階下から親があがってくるような気配はない。
ようやくの静寂。安堵する。
振り返る先で、男性が笑う。緩も自然と笑ってしまう。
誰にも見せたことのない、僥幸を含んだ極上の笑顔。
「君の心は美しい。清らかで、僕は誰よりも知っている」
そうだ。私は本当は優しくて、清らかで純粋。ただ、誰にも認められていないだけ。
その事実に腹が立つ。
何も知らない、無知で乱暴な兄が快く認められる。その事実が、ひどく不愉快。
どうしてこの私が無碍に扱われ、粗暴な義兄が笑えるのか。
廿楽先輩の件だってそうだ。彼女の、山脇瑠駆真への恋心など、私には微塵も関係ないのに。
だが今、目の前の男性が優しく告げると、怒りなど、瞬時に失せる。
「だからこそ、君がこんな扱いを受けるなんて、僕にはとても許せないんだ」
一瞬にして、緩のすべてが至福で満たされる。
怒りも、憤りも、すべてが取り払われ、ただ穏やかな幸せだけが、緩を包む。
自分は認められていない。
でもいいの。
緩はゆっくりと瞳を閉じた。満足そうに口元を綻ばせる。
山脇瑠駆真の事だって、きっと何とかなるはずよ。だって私、何も悪いコトしてないもの。

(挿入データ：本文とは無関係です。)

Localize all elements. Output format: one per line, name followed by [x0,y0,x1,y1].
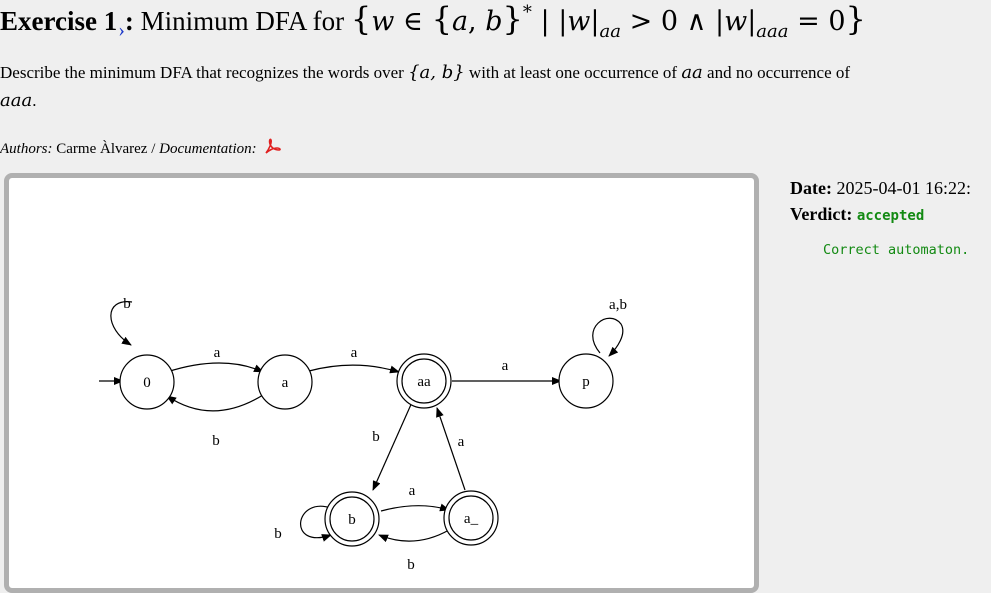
label-aa-p: a [502,358,509,374]
chevron-right-icon[interactable]: › [118,19,125,41]
label-b-b: b [274,526,282,542]
svg-text:0: 0 [143,375,151,391]
svg-text:a_: a_ [464,511,479,527]
transition-a-aa [308,364,400,374]
alphabet-math: {a, b} [408,62,465,83]
automaton-diagram: b a b a a a,b b a a b b 0 a aa p [99,296,627,573]
submission-info: Date: 2025-04-01 16:22: Verdict: accepte… [790,175,971,229]
exercise-colon: : [124,6,134,36]
transition-a_-b [378,529,450,543]
label-0-a: a [214,345,221,361]
transition-b-b [300,505,332,542]
title-prefix: Minimum DFA for [140,6,345,36]
documentation-label: Documentation: [159,141,257,157]
label-a-aa: a [351,345,358,361]
state-p: p [558,353,614,409]
verdict-label: Verdict: [790,204,853,224]
transition-p-p [592,317,624,357]
transition-b-a_ [380,503,450,512]
state-a_: a_ [443,490,499,546]
language-formula: {w ∈ {a, b}* | |w|aa > 0 ∧ |w|aaa = 0} [350,0,866,42]
state-0: 0 [119,354,175,410]
automaton-panel: b a b a a a,b b a a b b 0 a aa p [4,173,759,593]
transition-0-0 [110,301,133,346]
label-a-0: b [212,433,220,449]
verdict-message: Correct automaton. [823,242,970,258]
exercise-label: Exercise 1 [0,6,118,36]
state-aa: aa [396,353,452,409]
label-p-p: a,b [609,297,627,313]
author-name: Carme Àlvarez [56,141,148,157]
date-row: Date: 2025-04-01 16:22: [790,175,971,201]
label-0-0: b [123,296,131,312]
svg-text:b: b [348,512,356,528]
pdf-icon[interactable] [263,138,282,161]
authors-label: Authors: [0,141,53,157]
state-a: a [257,354,313,410]
date-label: Date: [790,178,832,198]
date-value: 2025-04-01 16:22: [836,178,971,198]
exercise-title: Exercise 1›: Minimum DFA for {w ∈ {a, b}… [0,2,866,47]
label-a_-b: b [407,557,415,573]
label-a_-aa: a [458,434,465,450]
exercise-description: Describe the minimum DFA that recognizes… [0,62,851,111]
svg-text:aa: aa [417,374,431,390]
verdict-value: accepted [856,208,925,224]
transition-0-a [166,362,264,373]
verdict-row: Verdict: accepted [790,201,971,229]
svg-text:a: a [282,375,289,391]
label-aa-b: b [372,429,380,445]
authors-line: Authors: Carme Àlvarez / Documentation: [0,138,282,161]
state-b: b [324,491,380,547]
transition-aa-b [372,399,414,491]
transition-a-0 [166,394,264,412]
transition-a_-aa [436,407,466,491]
label-b-a_: a [409,483,416,499]
svg-text:p: p [582,374,590,390]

そうよ、私は何も悪いことはしていない。きっと、必ず私のしている事は正しくなるはずだ。そうに決まっている。
だって私は、間違ってないもの。
そう言い聞かせるたび、自分の身が浄化されるような心地良さ。
こんな私を、誰も認めてはくれない。
でもいいの。誰にも認めてもらえなくていい。
だって私は、そこまで傲慢じゃない。
それにきっと、最後はきっと、私が笑う。
少女は品良く片手を口に当てる。
「羨ましいですわ」
自分の留学話に添えられる、華のような笑い声。
そのどこまでが本物なのか?
内心で薄ら笑いながら、小童谷陽翔は帆立貝のポワレを口に運ぶ。
遠く市街を一望できる高級レストラン。同じテーブルを囲むのは、すべて唐渓の女子生徒。着飾り、粧し込み、煌びやかに己を披露する。
陽翔の帰国を祝うため、一人が勝手に予約していた。まぁ、予定もなかったから、断ることもしなかった。
家に帰っても待つのは家政婦だけだし、なによりこういうのは印象が肝心だ。
唐渓でのこれからの生活環境を整えるには、帰国後早々の、こういった時期の体裁が肝心なのだ。
転校生なども、第一印象で学校生活がかなり決まる。
キャビアの添えられたパプリカとオマール海老のマリネを完食し、満足気に笑いかけてくる隣の少女。
高校生などが利用するには場違いかとも思えるが、きっと会計は親にまわるのだろう。唐渓の生徒とは、そういうものだ。
また、そうやってねだる子供が、親にはかわいい。"愛嬌"や"可愛げ"は、生活必需品。
陽翔は思いっきり帆立貝を飲み込んだ。
一年前、イギリスへ留学する前と何も、一つも変わっていない。